I’ve talked to hundreds of business leaders over the years and only managed to find a handful who actually enjoy confronting people….but they were also guys who like a good fight in any setting.
Confronting people…… maybe it is a staff member with an attitude, or a disgruntled customer who won’t pay their account, or a supplier who is once again making excuses for a late delivery…. If you are a business owner or manager you know what I mean. It is one of the tasks that leaders have to do whether they like it or not. And the truth is that most of us don’t like it.
I learned long ago that a problem person or issue left alone, avoided for whatever reason, rarely resolved itself; in fact it usually became worse, sometimes far worse. I found that if I ‘grasped the nettle’ earlier rather than later, it would hurt me less than the issues I avoided (usually because I hated conflict). The issue left alone would then become bigger than Ben Hur and cause me to make all kinds of resolutions like, “I’m going to stop being Mr Nice Guy around here and start getting tough with these people from now on…..” And I would for a few days until I relaxed and started to forget how much that person or that issue hurt me.
I realised somewhere along the way that usually what happens when I confront people, is that I had to get myself a bit worked up before I would start, the other person would feel attacked, they would either close down or attack back, and then I would be ready to defend, to prove, to convince….to win. It was always a situation where there was one winner and one loser….and usually both of us was determined NOT to be the loser. No wonder most leaders hate this stuff.
So, I thought how I could make it work so we achieve a win-win situation. That’s when it hit me that a different approach may work better. What if I simply went in early, before I got too frustrated, and instead of ‘confront’ the person, seek to ‘clarify’ the issue?
Well it worked! I was different. The person responded differently. We talked about the key issues early. A lot less emotion was spent. And problems rarely grew larger.

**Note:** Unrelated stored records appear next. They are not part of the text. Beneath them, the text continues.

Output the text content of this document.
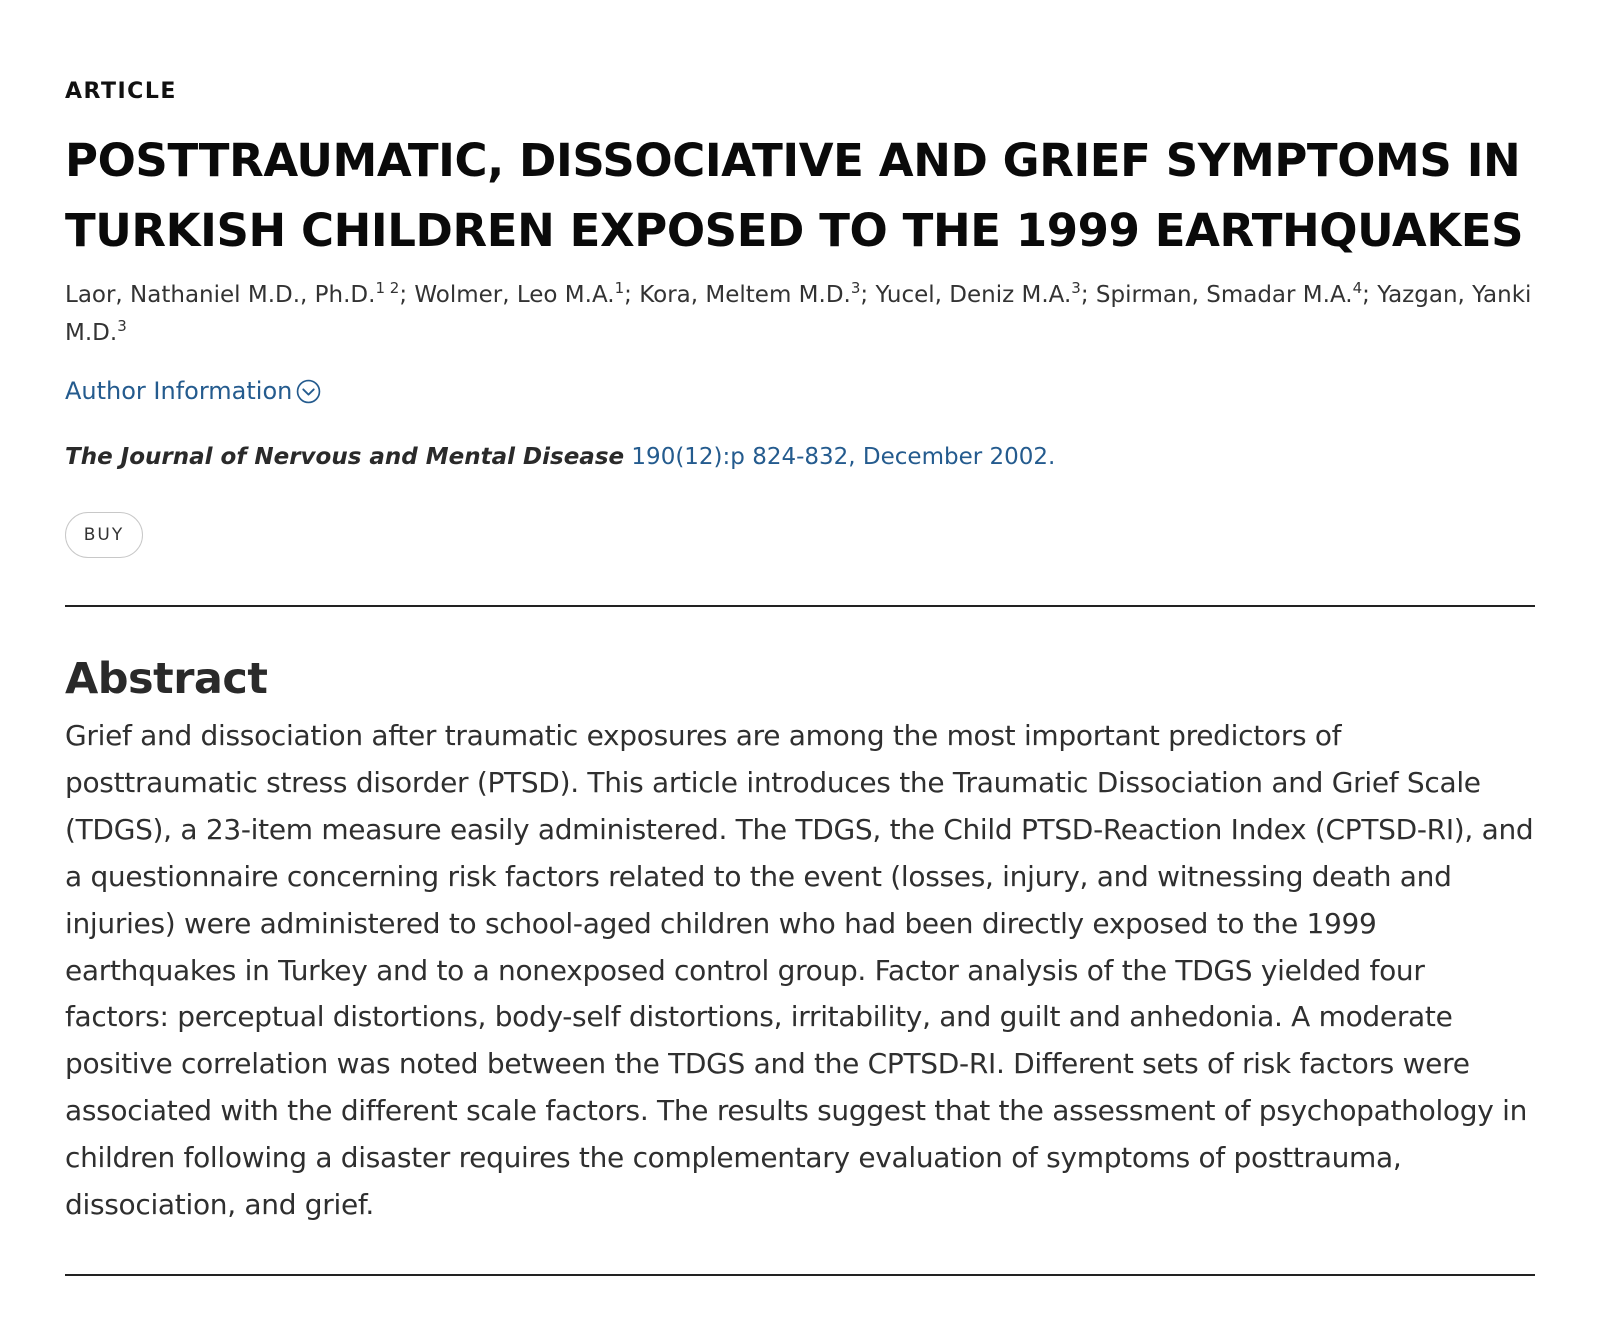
ARTICLE
POSTTRAUMATIC, DISSOCIATIVE AND GRIEF SYMPTOMS IN TURKISH CHILDREN EXPOSED TO THE 1999 EARTHQUAKES
Laor, Nathaniel M.D., Ph.D.$^{1 2}$; Wolmer, Leo M.A.$^1$; Kora, Meltem M.D.$^3$; Yucel, Deniz M.A.$^3$; Spirman, Smadar M.A.$^4$; Yazgan, Yanki M.D.$^3$
Author Information
The Journal of Nervous and Mental Disease 190(12):p 824-832, December 2002.
BUY
Abstract

Grief and dissociation after traumatic exposures are among the most important predictors of posttraumatic stress disorder (PTSD). This article introduces the Traumatic Dissociation and Grief Scale (TDGS), a 23-item measure easily administered. The TDGS, the Child PTSD-Reaction Index (CPTSD-RI), and a questionnaire concerning risk factors related to the event (losses, injury, and witnessing death and injuries) were administered to school-aged children who had been directly exposed to the 1999 earthquakes in Turkey and to a nonexposed control group. Factor analysis of the TDGS yielded four factors: perceptual distortions, body-self distortions, irritability, and guilt and anhedonia. A moderate positive correlation was noted between the TDGS and the CPTSD-RI. Different sets of risk factors were associated with the different scale factors. The results suggest that the assessment of psychopathology in children following a disaster requires the complementary evaluation of symptoms of posttrauma, dissociation, and grief.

To clarify an issue, whether it is a statement, an attitude or a commitment, means that you come alongside the other person and have a conversation about it rather than meet the person head on in a more confronting way.
It enables the person to explain themselves, communication to occur, for both parties to speak and listen. There is a far better chance that resolution will occur and conflict will be avoided.
I still get a bit knotted in the stomach when I have a difficult person to deal with, but I’ve found that because I have a whole different approach to start with that conflict is less often the outcome and I’ve stopped fearing the dreaded ‘confrontation’ with people
Great article John. Well written, practical advice we can all use every day. I have a situation at the moment where I will certainly follow your lead.
The People Builder
Glad to be of help Grant. Thanks for stopping by.
Great advice John. Yes, we've all had those moments as leaders. And yes, clarification is a hands down winner over conflict any time.
The real key is the going in earlier rather than later. I once led a team of five co-located in five different sectors of the health service. As well as our regular team meetings I met with each of them for coffee once a fortnight one on one. Headed off a lot of potential problems that way. Takes time? Yes. But a lot less time and angst that letting something simmer away.
Look forward to hearing some more gems.
Sounds like a very wise approach to that leadership situation Leonie.
Good stuff John – you're going to help a lot of people with your writing & coaching.
Thanks Paul. That's my plan. Appreciate your comment
A good article. Anything we can do to take the "heat" out of a confontational situation is good. It takes a degree of emotional self discipline to make the change from confront to clarify but if that change can be made then asuccessful outcome is much more likely.
What do you think is the best way to act where the other person/s is being confrontational?
I appreciate your feedback. I agree with you about the emotional self discipline, and that is one quality that will set good leaders apart from the rest.
Re your question: If the other person is being confrontational it is usually best just to listen and to reflect back to them without defensiveness what you are hearing them say to you. Many people just want to be heard and when they realise you are really listening they often relax a bit. Once they stop for a breath, ask them if they would be interested in discussing the issues over a coffee at a mutually convenient time. This way you break the confrontational moment and can turn it into a helpful discussion of key issues.
If they make it a personal attack without focusing on the issues you might want to say that you are finding their approach unhelpful but would be happy to discuss the issues another time if they would like.
What do you think?
Thanks for sharing that that great article. So true & makes much more sense than going head to head. We have a natural instinct to want to be 'right' when facing those situations. Letting that go & focusing on the win/win is so much smarter.